In fact 255 is not a legal value for APM. The ATA/ATAPI spec states clearly that 255 is reserved. The APM parameter only accepts values up to 254, so hdparm will never read out 255 as a value for APM. However hdparm accepts -B 255, and in such case, it will send a "disable APM" command to the harddisk. So you may perfectly have "APM=254" while APM is disabled. The APM setting is just kept in the drive, but will have no effect, as APM is generally disabled.
Now hdparm is not completely right : the ATA/ATAPI spec also states that the "disable APM" command may not be supported on all drives.

To sum up, there are mainly two sorts of harddrives:
- those accepting the "disable APM" command. For these drives, you may still read out APM=254 (or whatever you set previously) after applying -B 255 (look at hdparm's output, it will tell you that APM is disabled).
- those not accepting the "disable APM" command. These drives will most likely use 254 as "no APM" setting.

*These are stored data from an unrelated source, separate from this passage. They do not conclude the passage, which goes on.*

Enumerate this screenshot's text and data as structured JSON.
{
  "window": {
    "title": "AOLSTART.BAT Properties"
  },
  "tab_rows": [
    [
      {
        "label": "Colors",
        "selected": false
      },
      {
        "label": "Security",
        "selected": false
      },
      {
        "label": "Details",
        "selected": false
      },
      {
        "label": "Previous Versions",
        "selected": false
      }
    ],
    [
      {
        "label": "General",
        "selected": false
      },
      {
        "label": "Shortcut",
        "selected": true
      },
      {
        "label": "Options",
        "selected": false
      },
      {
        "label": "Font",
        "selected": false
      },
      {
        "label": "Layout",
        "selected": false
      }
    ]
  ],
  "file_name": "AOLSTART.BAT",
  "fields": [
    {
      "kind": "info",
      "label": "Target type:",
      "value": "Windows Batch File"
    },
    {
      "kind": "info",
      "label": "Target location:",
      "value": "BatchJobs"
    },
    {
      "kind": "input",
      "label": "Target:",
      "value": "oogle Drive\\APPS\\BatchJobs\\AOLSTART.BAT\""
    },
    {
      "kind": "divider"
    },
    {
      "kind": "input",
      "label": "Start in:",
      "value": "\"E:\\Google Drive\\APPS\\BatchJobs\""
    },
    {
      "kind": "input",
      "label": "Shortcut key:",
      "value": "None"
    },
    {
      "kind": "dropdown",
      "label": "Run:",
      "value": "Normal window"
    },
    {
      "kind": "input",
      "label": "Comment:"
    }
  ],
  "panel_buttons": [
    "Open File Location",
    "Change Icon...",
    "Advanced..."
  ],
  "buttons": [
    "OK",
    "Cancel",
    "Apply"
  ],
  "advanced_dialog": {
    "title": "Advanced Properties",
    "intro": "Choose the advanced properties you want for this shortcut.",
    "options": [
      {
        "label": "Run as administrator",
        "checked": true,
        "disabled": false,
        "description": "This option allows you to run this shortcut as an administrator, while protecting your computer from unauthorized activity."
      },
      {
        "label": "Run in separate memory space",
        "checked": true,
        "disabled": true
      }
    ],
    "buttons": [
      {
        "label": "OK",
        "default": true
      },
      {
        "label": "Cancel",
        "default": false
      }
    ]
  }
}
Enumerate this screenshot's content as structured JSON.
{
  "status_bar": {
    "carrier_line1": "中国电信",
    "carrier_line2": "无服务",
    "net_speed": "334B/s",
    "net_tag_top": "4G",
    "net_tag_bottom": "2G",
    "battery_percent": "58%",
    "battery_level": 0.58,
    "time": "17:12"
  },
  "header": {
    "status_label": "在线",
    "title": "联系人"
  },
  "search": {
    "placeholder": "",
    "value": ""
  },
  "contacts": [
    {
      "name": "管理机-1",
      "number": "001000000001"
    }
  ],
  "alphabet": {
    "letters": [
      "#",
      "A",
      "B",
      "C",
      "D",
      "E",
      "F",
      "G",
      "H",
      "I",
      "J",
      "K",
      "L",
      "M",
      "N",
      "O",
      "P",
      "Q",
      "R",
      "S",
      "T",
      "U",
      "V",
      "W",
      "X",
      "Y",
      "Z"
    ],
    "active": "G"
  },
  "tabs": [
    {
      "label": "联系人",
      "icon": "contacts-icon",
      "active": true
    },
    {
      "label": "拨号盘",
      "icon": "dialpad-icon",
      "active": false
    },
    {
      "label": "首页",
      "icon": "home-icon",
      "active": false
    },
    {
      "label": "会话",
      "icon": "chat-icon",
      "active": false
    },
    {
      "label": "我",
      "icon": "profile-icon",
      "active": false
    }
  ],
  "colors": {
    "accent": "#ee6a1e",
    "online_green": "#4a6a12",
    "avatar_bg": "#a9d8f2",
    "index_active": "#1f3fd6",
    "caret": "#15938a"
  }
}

You are right by saying that we did not really fix anything with this workaround.

I made some investigations on my brand new laptop, which had Windows Vista preinstalled. Using the win32 port of hdparm I compared the data returned by the "identify" ATAPI command, which is more or less what hdparm -I returns. I just did this in "raw" format to avoid hdparm's interpretations messing around. The harddisk settings (APM, and so on) are the same under Vista and Ubuntu, but under Vista, there is no clicking. So either Windows sends additional commands to the drive, or Linux does it, but I don't think it is just a matter of "default settings". At least the APM settings are the same (APM active, value = 128).

There is an ATAPI command which could produce the same effects ("idle immediate with unload"). I wonder whether this is used in the kernel, or whether the harddisk's firmware could interpret a simple "idle" command as "idle immediate with unload" under certains circumstances.